2013: a year for action on gender equality?

1 Jan

Oscar Wilde once said that ‘the only thing worse than being talked about is not being talked about’. On that basis, 2012 was something of a triumph for women’s issues – violence against women, rape and the need to achieve greater gender equality the corridors of power,  all remained high on the public agenda.  However, in terms of rape and violence against women, the talk often reminded us how jawdroppingly sexist many powerful men remain (I blogged on this in August); and in terms of gender equality in business and politics, the talk has been accompanied by little concrete action –  in this country at least. We now have a smaller proportion of women in the Cabinet than before the re-shuffle, and attempts to introduce quotas for women in boardrooms throughout the EU have been thwarted for the meantime.

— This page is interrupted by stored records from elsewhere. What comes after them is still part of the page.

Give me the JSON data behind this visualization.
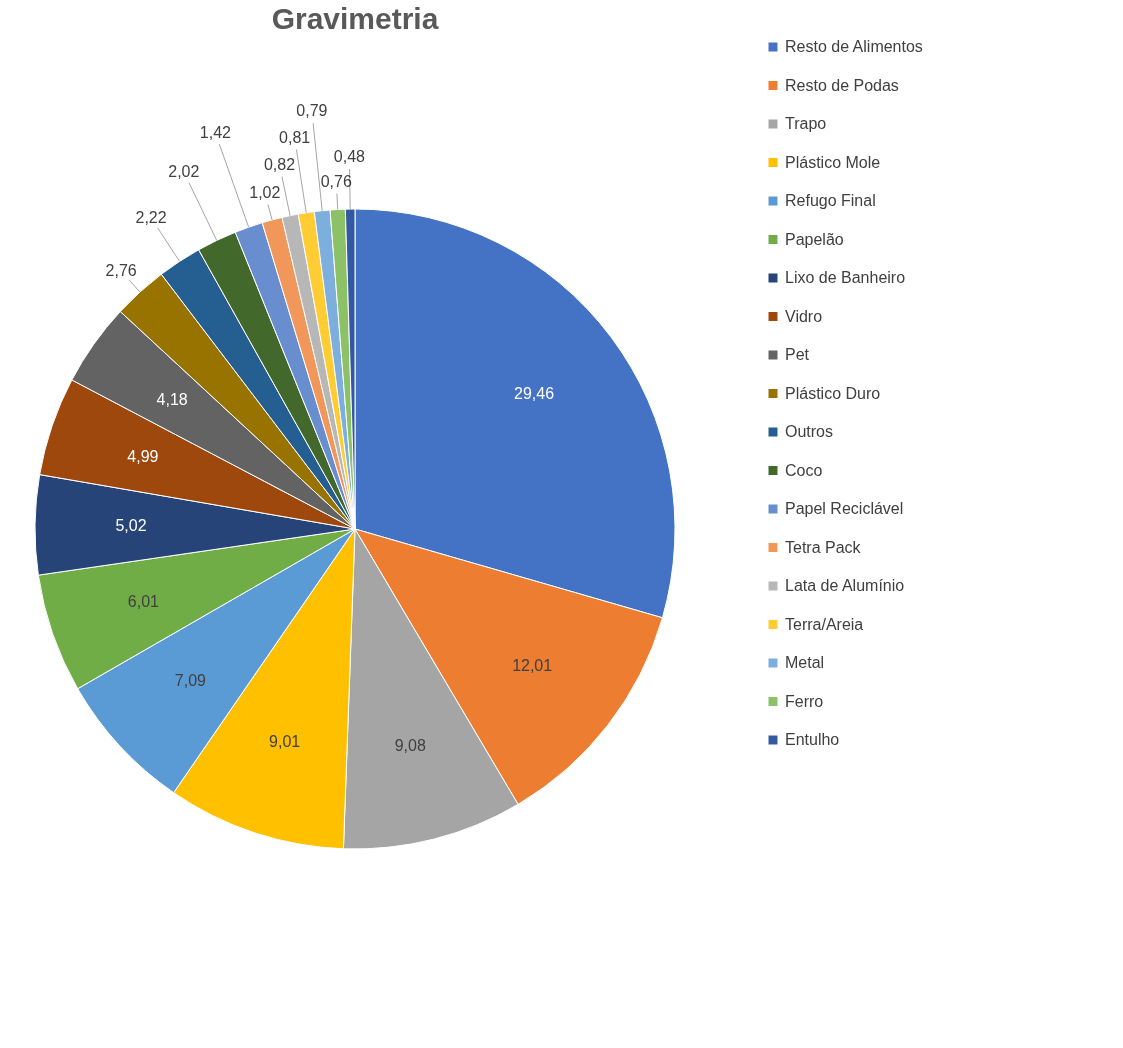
{
  "chart_data": {
    "type": "pie",
    "title": "Gravimetria",
    "legend": "right",
    "categories": [
      "Resto de Alimentos",
      "Resto de Podas",
      "Trapo",
      "Plástico Mole",
      "Refugo Final",
      "Papelão",
      "Lixo de Banheiro",
      "Vidro",
      "Pet",
      "Plástico Duro",
      "Outros",
      "Coco",
      "Papel Reciclável",
      "Tetra Pack",
      "Lata de Alumínio",
      "Terra/Areia",
      "Metal",
      "Ferro",
      "Entulho"
    ],
    "values": [
      29.46,
      12.01,
      9.08,
      9.01,
      7.09,
      6.01,
      5.02,
      4.99,
      4.18,
      2.76,
      2.22,
      2.02,
      1.42,
      1.02,
      0.82,
      0.81,
      0.79,
      0.76,
      0.48
    ],
    "value_labels": [
      "29,46",
      "12,01",
      "9,08",
      "9,01",
      "7,09",
      "6,01",
      "5,02",
      "4,99",
      "4,18",
      "2,76",
      "2,22",
      "2,02",
      "1,42",
      "1,02",
      "0,82",
      "0,81",
      "0,79",
      "0,76",
      "0,48"
    ],
    "colors": [
      "#4472c4",
      "#ed7d31",
      "#a5a5a5",
      "#ffc000",
      "#5b9bd5",
      "#70ad47",
      "#264478",
      "#9e480e",
      "#636363",
      "#997300",
      "#255e91",
      "#43682b",
      "#698ed0",
      "#f1975a",
      "#b7b7b7",
      "#ffcd33",
      "#7cafdd",
      "#8cc168",
      "#335aa1"
    ]
  }
}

Against this backdrop, it was something of a tonic to read the UN’s gender equality timeline   for the year, which shows that there has been some progress in women’s position in society and in power in many parts of the world.  Among the highlights, Algeria and Senegal have significantly increased the proportion of women in their parliaments to just over 30% and 43% respectively (the UK falls in at 60th in the world, equal with Malawi, with just over 22% of parliamentarians being women). The Council of Europe adopted a Convention of Preventing and Combating Violence against women and Domestic Violence which has been signed by 25 member States, but still requires countries to ratify it in order that it may come into force.  In October, the first International Day of the Girl Child highlighted the costs of child marriage and measures being taken to prevent it.  And just before Christmas, the UN General Assembly passed a resolution banning Female Genital Mutilation – a practice discussed here in July.

So, sometimes slowly and iteratively, sometimes more rapidly, progress in gender equality can be made.  As India confronts its poor record on sexual violence and Pakistan donates to a fund for girls’ education named after Malala, we should all resolve to make 2013 a year of action in gender equality.